1. An indicating device comprising:

a dial plate;

a pointer rotational relative to the dial plate, the pointer including a pointer shaft, which is non-opaque;

a driver unit including a drive shaft coaxial with the pointer shaft; and

a light source configured to emit light, wherein

the pointer shaft has a pointer end having a pointer reflective surface, and

the pointer reflective surface is configured to receive light, which is incident radially inward, and to reflect the light to direct the light along an axial direction of the pointer shaft to pass through the pointer shaft.

2. The indicating device according to claim 1, wherein

the light source includes a plurality of light source elements located on a radially outside of the drive shaft to surround the drive shaft.

3. The indicating device according to claim 2, wherein

the pointer end has a drive shaft hole into which the drive shaft is inserted.

4. The indicating device according to claim 3, wherein

the pointer reflective surface is located on a radially outside of the drive shaft hole to surround the drive shaft hole.

5. The indicating device according to claim 4, wherein

the pointer reflective surface is in a conical shape, and

the pointer reflective surface is dented into the pointer end and angled relative to the axial direction.

6. The indicating device according to claim 1, further comprising:

a light pickup being non-opaque, wherein

the light pickup is opposed to the light source and opposed to the pickup reflective surface, and

the light pickup is configured to conduct light emitted from the light source and to reflect the light to direct the light toward the pointer reflective surface.

7. The indicating device according to claim 6, wherein

the light pickup has a pickup reflective surface angled relative to the axial direction, and

the pickup reflective surface is configured to receive light emitted from the light source and to reflect the light toward the pointer reflective surface.

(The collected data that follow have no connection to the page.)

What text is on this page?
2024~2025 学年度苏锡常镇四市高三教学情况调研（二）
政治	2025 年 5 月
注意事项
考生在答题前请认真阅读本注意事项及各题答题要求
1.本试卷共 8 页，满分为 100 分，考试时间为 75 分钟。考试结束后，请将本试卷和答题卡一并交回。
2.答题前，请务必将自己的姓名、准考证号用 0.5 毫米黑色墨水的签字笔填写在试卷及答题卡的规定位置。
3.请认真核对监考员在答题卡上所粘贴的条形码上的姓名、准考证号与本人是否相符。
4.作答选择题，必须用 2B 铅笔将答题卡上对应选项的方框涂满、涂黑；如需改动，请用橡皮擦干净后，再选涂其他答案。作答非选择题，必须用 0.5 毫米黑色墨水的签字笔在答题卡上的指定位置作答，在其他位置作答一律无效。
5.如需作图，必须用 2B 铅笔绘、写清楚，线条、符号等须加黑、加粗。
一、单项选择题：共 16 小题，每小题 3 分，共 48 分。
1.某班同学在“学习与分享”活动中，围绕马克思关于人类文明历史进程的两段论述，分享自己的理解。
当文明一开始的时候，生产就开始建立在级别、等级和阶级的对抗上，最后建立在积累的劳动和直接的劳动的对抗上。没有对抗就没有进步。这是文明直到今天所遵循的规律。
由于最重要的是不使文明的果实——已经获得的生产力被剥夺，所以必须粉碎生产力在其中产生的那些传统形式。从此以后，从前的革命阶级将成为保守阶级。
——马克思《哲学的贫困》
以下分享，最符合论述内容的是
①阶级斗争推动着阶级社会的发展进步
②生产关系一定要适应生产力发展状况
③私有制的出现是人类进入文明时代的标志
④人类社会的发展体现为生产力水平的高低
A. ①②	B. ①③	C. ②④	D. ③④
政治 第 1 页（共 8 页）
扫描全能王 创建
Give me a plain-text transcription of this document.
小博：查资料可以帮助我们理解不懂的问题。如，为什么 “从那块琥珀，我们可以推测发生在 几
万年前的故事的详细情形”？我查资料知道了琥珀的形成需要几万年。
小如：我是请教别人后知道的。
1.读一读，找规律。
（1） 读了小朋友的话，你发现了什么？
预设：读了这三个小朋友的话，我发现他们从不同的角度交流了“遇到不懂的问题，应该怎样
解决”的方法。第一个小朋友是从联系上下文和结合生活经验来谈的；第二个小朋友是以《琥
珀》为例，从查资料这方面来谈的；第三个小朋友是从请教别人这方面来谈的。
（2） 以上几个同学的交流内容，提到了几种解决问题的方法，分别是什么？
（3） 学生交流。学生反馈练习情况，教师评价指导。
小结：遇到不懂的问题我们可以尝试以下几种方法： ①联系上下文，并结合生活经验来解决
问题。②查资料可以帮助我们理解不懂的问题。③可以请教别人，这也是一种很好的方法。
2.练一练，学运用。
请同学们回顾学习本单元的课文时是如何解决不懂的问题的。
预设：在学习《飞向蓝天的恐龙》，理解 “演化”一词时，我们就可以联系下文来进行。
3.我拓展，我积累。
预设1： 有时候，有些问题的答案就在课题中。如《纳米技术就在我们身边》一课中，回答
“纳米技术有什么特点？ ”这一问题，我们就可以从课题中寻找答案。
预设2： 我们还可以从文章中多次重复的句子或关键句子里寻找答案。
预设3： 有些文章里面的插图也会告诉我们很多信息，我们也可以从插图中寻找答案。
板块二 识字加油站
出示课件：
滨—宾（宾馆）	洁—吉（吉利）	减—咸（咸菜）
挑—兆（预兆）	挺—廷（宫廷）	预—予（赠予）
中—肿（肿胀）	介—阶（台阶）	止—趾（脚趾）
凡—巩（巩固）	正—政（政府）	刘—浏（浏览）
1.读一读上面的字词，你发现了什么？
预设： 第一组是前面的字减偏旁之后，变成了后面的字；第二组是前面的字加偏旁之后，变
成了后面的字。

8. The indicating device according to claim 7, wherein

the light pickup has a pickup receiving surface and a pickup emitting surface,

the light pickup is configured to receive light emitted along the axial direction though the pickup receiving surface, and

the light pickup is configured to reflect the light on the pickup reflective surface to direct the light toward the pointer reflective surface through the pickup emitting surface.

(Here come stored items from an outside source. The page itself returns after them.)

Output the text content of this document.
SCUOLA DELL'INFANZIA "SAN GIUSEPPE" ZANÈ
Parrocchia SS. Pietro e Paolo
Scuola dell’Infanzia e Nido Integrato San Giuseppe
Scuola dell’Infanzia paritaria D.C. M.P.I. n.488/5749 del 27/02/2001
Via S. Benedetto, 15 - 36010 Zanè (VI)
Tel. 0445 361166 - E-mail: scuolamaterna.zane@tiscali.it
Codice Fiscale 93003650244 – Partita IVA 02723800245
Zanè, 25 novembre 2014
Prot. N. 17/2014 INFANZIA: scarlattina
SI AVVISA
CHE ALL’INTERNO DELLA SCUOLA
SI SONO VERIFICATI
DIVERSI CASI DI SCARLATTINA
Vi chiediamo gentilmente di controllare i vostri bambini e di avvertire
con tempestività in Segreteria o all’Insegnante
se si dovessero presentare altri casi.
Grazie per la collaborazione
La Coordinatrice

9. The indicating device according to claim 8, wherein

the light pickup is in a cylindrical shape having a receiving end and an emitting end,

the receiving end has the pickup receiving surface opposed to the light source in the axial direction, and

the emitting end has the pickup emitting surface opposed to the pointer reflective surface radially inward.

10. The indicating device according to claim 9, wherein

the emitting end has a chamfered angled periphery in an annular shape, and

the chamfered angled periphery forms the pickup reflective surface.

11. The indicating device according to claim 10, wherein

the emitting end has a brim extended radially inward toward the pointer reflective surface.

12. The indicating device according to claim 6, wherein

the light pickup has a center hole in which the pickup reflective surface is located.

13. The indicating device according to claim 1, further comprising:

a shield being opaque and located to cover an exterior of the light pickup.

14. The indicating device according to claim 5, wherein

the pointer reflective surface is angled at 45 degrees relative to the axial direction.

15. The indicating device according to claim 10, wherein

the pickup reflective surface is angled at 45 degrees.

16. The indicating device according to claim 2, wherein

the plurality of light source elements is opposed to the pointer reflective surface radially inward to emit light toward the pointer reflective surface.

17. The indicating device according to claim 16, further comprising:

a lens located between each of the light source elements and the pointer reflective surface.

18. The indicating device according to claim 16, further comprising:

a shield being in a plate shape, wherein

the shield is located between the light source elements and the dial plate.